News & Analysis

Today’s decision by the Riksbank to leave the key rate unchanged at 0.00% came as no surprise to markets. However, with the ECB already having shifted to team hawk and the next Riksbank meeting not for another 11 weeks, market participants had set their eyes on more hawkish guidance from the central bank. In the absence of this, the Swedish krona plunged to fresh session lows across the currency board.

EURSEK surges following the absence of hawkish guidance by the Riksbank


The data was not the only reason for the Riksbank turning more hawkish today: headline inflation largely overshot due to higher energy prices, while core inflation came in largely in line with the Riksbank’s November projections. However, markets expected that the hawkish repricing globally would lead to the Riksbank following suit. With the Bank of England having hiked already, the Fed looking set to begin hiking in March, and expectations of tighter policy for the ECB ramping up, this could have paved the way for the Riksbank to signal a reduction in QE reinvestments in Q2, which they didn’t.

Topping the dove call is the fact that the Riksbank only brought forward its repo rate path to indicate lift-off in the second half of 2024, while markets had expected a move in 2023.

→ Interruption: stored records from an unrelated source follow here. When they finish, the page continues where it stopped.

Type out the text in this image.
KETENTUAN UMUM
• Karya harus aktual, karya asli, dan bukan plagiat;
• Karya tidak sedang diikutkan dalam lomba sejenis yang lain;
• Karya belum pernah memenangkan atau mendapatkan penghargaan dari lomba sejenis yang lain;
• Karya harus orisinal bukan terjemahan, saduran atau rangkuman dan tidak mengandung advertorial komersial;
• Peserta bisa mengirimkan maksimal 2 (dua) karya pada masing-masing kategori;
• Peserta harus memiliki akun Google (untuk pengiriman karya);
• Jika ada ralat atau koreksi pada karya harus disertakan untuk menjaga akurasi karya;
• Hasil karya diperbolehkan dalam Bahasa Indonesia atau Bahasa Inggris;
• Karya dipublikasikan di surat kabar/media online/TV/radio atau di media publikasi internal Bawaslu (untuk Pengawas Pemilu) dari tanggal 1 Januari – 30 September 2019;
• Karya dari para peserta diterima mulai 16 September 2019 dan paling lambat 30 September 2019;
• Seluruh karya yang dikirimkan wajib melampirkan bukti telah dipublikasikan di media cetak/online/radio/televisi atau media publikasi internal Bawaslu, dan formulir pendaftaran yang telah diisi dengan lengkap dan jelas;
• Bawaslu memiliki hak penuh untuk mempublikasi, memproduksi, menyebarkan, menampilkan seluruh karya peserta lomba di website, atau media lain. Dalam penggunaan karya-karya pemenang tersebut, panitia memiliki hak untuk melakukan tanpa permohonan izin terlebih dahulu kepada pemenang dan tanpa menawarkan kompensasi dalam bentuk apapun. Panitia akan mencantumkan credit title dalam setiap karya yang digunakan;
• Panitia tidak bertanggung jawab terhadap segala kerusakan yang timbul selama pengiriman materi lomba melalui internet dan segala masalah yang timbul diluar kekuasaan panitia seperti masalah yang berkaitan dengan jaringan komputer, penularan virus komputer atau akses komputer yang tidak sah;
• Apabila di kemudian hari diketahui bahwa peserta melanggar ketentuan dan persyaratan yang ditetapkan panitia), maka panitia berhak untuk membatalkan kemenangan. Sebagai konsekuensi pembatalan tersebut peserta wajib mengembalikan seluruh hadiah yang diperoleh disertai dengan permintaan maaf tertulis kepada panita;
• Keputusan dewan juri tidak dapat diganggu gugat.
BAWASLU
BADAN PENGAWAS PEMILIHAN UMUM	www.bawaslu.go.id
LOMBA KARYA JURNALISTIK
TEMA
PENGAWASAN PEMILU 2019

Inflation projections have been revised upward but the central bank pushed back on this, noting in the rate statement that the high inflation is entirely explained by rapid increases in electricity and fuel prices, while the core print is closer to 2%. The statement also included that energy prices will not increase further this year, and that CPIF inflation will therefore fall back. Compared to other central banks across the DM space, this is arguably the most dovish statement regarding inflation, as both the Fed and the BoE have acknowledged that inflation is likely to be less transitory than initially expected, with the ECB emphasising upside risks to inflation too. The focus now turns to the press conference for hints as to whether Governor Ingves is set to take on a more hawkish pivot in April.